Lorenzo Ilarregui Goñi (Gabriel de Aróstegui), de 56 años y natural de esa localidad navarra, había profesado como capuchino en 1910 y estaba en el convento de El Pardo cuando fue asaltado el 21 de julio. Intentó huir saltando la tapia de la huerta, pero fue detenido por milicianos que, tras insultarlo y maltratarlo, bajo amenaza de muerte, le exigieron blasfemar o «si no lo hacía, le matarían allí mismo»:

—Hagan de mí lo que quieran; mátenme, pero yo no blasfemo.

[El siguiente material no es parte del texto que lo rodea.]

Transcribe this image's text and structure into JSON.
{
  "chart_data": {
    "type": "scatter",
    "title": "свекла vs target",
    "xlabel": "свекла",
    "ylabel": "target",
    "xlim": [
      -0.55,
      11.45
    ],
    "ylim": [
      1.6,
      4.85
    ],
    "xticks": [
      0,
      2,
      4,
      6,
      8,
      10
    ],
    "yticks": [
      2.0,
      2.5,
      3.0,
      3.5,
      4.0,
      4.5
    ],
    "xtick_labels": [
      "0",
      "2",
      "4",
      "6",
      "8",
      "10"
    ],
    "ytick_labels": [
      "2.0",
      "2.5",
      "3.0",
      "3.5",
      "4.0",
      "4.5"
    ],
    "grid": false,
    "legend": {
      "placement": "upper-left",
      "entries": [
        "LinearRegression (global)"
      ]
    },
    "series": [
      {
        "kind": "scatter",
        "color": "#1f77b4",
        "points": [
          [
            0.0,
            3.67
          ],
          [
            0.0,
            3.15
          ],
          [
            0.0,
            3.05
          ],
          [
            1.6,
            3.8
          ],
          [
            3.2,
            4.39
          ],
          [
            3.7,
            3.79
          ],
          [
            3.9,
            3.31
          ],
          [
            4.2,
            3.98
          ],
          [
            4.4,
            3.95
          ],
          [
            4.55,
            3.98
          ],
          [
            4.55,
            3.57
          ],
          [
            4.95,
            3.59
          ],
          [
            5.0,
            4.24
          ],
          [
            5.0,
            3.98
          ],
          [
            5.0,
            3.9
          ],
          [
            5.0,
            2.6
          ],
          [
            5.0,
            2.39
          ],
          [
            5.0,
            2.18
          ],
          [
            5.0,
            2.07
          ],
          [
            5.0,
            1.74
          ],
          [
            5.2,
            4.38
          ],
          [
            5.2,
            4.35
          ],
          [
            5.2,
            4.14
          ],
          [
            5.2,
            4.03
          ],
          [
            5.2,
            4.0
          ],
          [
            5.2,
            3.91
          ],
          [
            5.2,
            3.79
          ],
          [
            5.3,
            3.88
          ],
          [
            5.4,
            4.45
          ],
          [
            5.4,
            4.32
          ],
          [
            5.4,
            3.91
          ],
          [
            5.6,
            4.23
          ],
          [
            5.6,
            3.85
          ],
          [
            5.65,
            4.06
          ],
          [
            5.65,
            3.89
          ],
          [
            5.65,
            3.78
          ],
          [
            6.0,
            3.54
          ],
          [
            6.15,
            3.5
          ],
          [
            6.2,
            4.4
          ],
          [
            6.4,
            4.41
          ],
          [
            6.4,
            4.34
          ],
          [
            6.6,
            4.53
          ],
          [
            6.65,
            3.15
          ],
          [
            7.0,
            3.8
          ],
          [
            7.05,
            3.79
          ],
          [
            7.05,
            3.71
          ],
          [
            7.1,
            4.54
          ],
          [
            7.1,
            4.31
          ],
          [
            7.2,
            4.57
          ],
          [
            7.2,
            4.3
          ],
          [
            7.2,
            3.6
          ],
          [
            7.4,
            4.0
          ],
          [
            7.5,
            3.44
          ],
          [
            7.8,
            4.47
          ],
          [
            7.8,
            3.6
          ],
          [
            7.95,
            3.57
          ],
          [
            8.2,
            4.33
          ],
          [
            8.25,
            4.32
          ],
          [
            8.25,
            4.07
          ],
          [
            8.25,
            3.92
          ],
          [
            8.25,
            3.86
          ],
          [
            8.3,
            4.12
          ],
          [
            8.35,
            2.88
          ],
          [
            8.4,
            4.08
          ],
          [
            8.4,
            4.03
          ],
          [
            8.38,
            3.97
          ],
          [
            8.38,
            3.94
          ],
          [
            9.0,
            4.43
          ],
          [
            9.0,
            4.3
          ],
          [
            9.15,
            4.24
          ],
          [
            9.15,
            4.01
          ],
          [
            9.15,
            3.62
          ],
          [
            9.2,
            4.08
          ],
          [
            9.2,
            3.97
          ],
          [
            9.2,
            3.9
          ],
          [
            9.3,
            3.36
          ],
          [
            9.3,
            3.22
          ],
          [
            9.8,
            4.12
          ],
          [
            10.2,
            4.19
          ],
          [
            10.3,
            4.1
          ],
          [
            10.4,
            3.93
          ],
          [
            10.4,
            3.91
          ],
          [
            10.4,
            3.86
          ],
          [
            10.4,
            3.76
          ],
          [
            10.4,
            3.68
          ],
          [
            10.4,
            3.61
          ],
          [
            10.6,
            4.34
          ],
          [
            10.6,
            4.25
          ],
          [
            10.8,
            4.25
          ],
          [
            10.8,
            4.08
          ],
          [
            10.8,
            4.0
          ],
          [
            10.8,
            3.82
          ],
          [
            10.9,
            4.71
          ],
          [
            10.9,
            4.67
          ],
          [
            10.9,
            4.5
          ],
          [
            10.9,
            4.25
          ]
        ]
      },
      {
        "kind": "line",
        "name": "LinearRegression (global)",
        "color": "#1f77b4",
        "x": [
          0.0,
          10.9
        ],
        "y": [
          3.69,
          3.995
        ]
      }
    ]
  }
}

Como los demás, se salvó en esa ocasión y el 25 de julio fue puesto en libertad, escondiéndose en casa de unos amigos. Diez días después, el comité de un pueblo lo detuvo y condenó a muerte, pero un guardia decidió no ejecutarlo y volvió a ponerlo en libertad. El hermano Gabriel volvió a su trabajo en el colegio del convento, vigilado por milicianos. El 23 de agosto, después de sus faenas, un miliciano lo invitó a salir. Apenas atravesó la puerta, tres milicianos del pueblo dispararon contra él, dejándole desangrarse lentamente a la puerta del seminario, mientras estrechaba entre las manos su gran rosario de fraile.